So I commuted into London from Bucks today, on business.

Impressions...

Amersham station car park was very quiet - at 8.30am.
The platform had one other person on it. And there were 6 of us in the train carriage all the way to London Marylebone. All masked. /1 https://twitter.com/rolandmcs/status/1293814615252570117
Marylebone station was dead. TFL staff standing to one side looking bored/sad.

A sudden thought: HS2 and more capacity - really?

Entered the tube alone, watched by one staff member. Now I'm starting to feel sad. The times I've been on this network since a child, always busy.
Onto the tube network. Carriages are sparse. Jubilee carriage had more people - roughly every other seat free.

Virtually all wearing a mask; most the light blue disposable surgical masks. What happened to London chic, eh? And where are the mask sceptics? They barely exist.
I get above ground again in central London. It's dead. A nearby Pret has two customers in it and one visible member of staff waiting eagerly to serve me.
Walking through the streets to my final destination just before 10am, it feels like a warm quiet Sunday morning.
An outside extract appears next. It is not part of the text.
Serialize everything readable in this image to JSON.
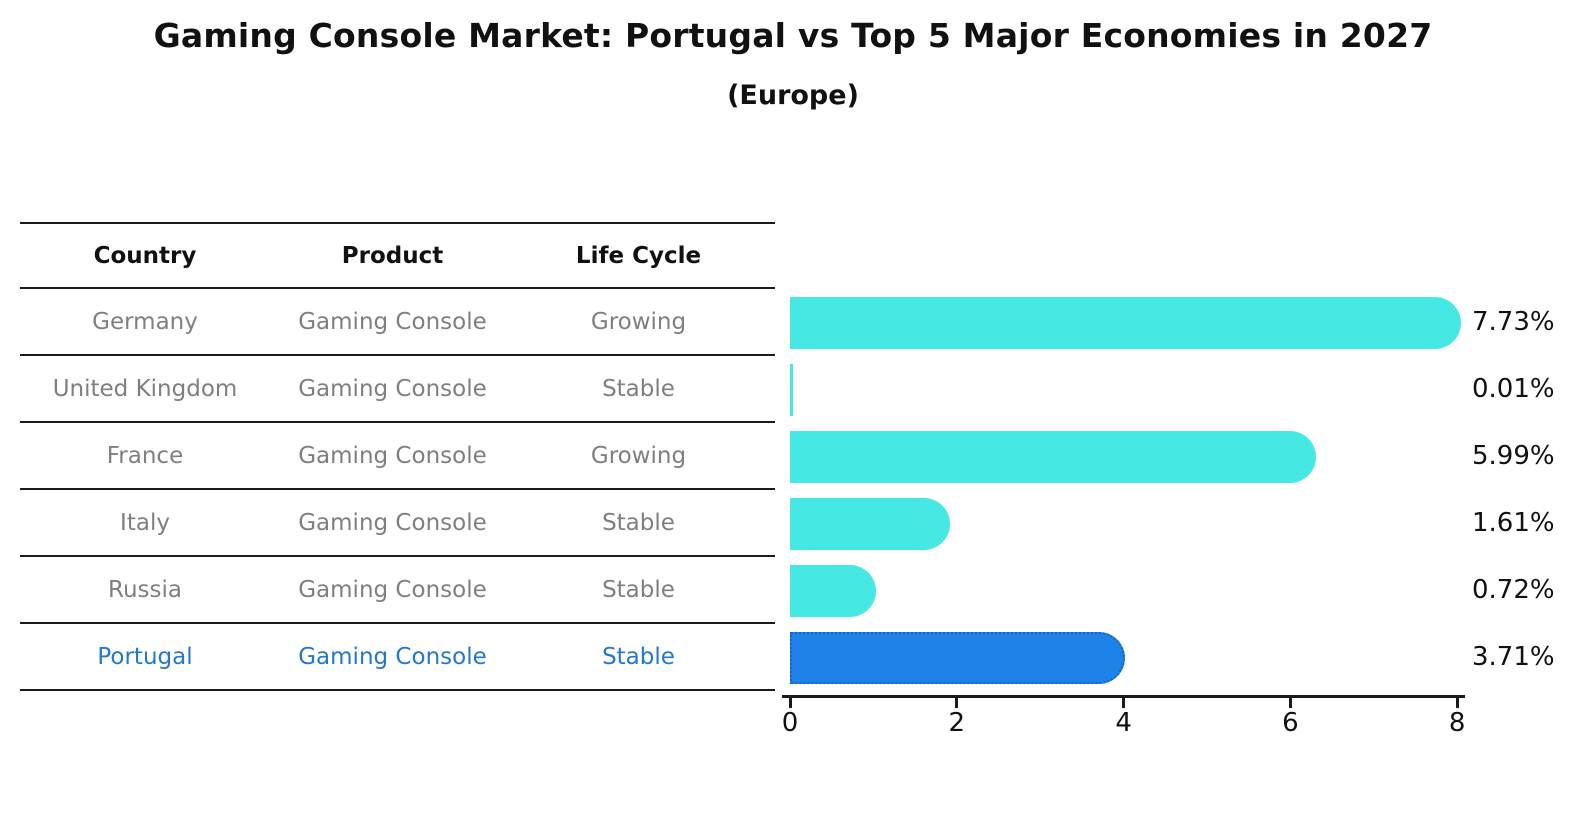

The thought then struck me that "a spell has been broken" by COVID - the decades-long "spell" of having to commute on cattle trains into work every day.
For those who don't have to, I don't think that model is coming back any time soon. And given the advance of technology, maybe never.
Can't help but visualise smaller flexible workspaces for when people do need to meet on 1 or maybe 2 days each week. It feels like the days of the big "f*** off" totemic office have gone.
And the losses for the train companies must be huge. That cannot go on. At what point do services get downgraded/less frequent... making it even less desirable to 'go up to town'?
I used to hate working from home. Can't feel the pulse of one's project and too many biscuits lying around. But I've changed because when forced to do it this long, one gets used to it. Multiply that by a few million people, including senior managers...

Again, no going back.
One can read about the profound consequences of all this. One consumes the words but until you visit, it doesn't fully hit you.

Indeed London feels "over dead". My local town has more buzz these days relative to its usual state than London does to *its* usual state.
But on the plus side, what a great opportunity to go for a long hike around London, taking in all the sights, unbothered by crowds of people.
But probably best do it before weeds, ivy and spider webs consume the buildings....
I meant to add:

1. Someone at client company was contacted by track & trace a couple of weeks ago to say he'd been near a COVID carrier. Then he went down with it and was still poorly.
2. Taxis lined up at Amersham facing slim trade from the few stragglers returning. They're basically stuffed.

Got back to car in the station car park - a BMW - lined up next to another BMW, a Porsche, a Merc and an Audi.